Treatments for Adverse Effects
There are some ways for us to get a handle on these effects.
Prevention
Firstly, by risk reduction or damage prevention methods such as:
- Back up of up-to-date records and software in a secure or historically non-affected site;
- Places or devices for the safekeeping of documents and access to them, post-hazard, and
- Scenario planning and desktop simulations of widespread and long-lasting damage, with associated drills.
Remediation
Secondly, we can deal with these damages through remediation means such as:
- Ability to lay down internal communication and power lines quickly;
- Ability to get computer equipment working quickly and to restore data quickly;
- Ability to get staff to and from work, where they have work, and assistance for their own issues of resilience even while they try to help others bounce back;
- Guarantee arrangements in instances where insurance papers and property deeds are lost, damaged, or destroyed, similarly for instances where loan payments or insurance premiums cannot be paid;
- Use of adequate business continuity insurance;
- Ensuring the defence forces have construction corps to help with the rebuilding work;
- Deferral of mortgage and loan payments, life insurance payments, utility bills;
- Existence of a corps of psychologists and psychotherapists from outside the damaged area to assist people who need help dealing with the psychological effects of the trauma, and
- Financial support forthcoming via contingency funds from international financial institutions.
On this last point, we must consider the nature of the financial support.
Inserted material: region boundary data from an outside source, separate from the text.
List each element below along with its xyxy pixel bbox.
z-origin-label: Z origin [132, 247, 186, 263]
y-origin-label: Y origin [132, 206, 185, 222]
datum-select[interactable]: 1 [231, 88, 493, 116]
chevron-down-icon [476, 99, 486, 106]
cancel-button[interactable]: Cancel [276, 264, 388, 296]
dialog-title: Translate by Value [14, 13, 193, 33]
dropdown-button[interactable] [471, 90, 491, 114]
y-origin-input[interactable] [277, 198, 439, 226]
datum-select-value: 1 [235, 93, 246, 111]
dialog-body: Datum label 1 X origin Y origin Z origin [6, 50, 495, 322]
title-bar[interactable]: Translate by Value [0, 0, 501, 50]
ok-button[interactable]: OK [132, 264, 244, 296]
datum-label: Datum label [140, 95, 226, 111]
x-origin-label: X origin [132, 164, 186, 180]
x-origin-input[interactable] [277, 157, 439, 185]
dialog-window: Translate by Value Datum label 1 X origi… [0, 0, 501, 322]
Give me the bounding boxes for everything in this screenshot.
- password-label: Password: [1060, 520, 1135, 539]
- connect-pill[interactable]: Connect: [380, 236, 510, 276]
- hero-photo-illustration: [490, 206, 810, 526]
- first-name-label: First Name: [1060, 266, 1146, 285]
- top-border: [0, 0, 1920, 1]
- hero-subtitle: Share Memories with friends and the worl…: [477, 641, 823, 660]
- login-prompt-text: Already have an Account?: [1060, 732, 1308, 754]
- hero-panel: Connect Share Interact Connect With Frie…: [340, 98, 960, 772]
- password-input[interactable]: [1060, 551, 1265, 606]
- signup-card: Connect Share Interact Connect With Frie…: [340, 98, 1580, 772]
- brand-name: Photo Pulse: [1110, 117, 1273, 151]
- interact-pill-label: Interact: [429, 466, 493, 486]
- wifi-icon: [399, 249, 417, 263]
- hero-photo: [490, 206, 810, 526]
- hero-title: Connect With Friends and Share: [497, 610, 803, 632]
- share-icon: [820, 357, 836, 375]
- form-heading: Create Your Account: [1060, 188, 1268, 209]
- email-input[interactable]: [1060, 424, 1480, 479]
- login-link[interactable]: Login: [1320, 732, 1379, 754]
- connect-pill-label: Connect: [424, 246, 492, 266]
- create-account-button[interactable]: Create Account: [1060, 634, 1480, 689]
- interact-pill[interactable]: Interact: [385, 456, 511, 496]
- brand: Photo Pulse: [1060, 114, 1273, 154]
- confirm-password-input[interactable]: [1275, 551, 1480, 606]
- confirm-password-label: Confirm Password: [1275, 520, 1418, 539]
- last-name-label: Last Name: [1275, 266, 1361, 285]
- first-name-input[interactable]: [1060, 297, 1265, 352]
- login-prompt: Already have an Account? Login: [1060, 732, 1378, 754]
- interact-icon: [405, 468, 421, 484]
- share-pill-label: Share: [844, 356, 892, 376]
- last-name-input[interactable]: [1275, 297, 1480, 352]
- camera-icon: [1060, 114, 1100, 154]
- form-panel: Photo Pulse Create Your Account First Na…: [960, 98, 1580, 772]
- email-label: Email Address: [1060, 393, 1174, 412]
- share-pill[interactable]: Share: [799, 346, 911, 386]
Do these funds come as loans, albeit conditional, to these countries that have lost multiple times their GDP and taxation income; countries whose expenditures have suddenly and drastically increased to multiple times the assistance provided?
Should catastrophe macro-insurance cover these risks? If so, should the associated insurance premiums be covered by International Financial Institutions (IFIs) from the interest payments made by the Small Island Developing States (SIDS) that experience these disasters?
National/Regional Standards
There are probably national and regional standards that have been developed to guide our countries about what is a reasonable time to get various incidences of damage remediated to the point of at least bare bones functionality.
We also hope that there is a commitment by institutions of all types in each country to meet that national standard and that they have all devised specific plans on how they will each approach remediation of these damage effects.
Additionally, we presume that these institutions have all been involved in the scenario planning and desktop drills and have also carried out their own internal exercises to sharpen their ability to do damage remediation.
The resilience strategies of risk reduction, loss reduction and minimisation, protection during emergency, recovery after emergency and staying the course during recovery is a matter for all of us – region, country, institutions, communities, families and individuals. It’s our resilience: our lifeline in disaster.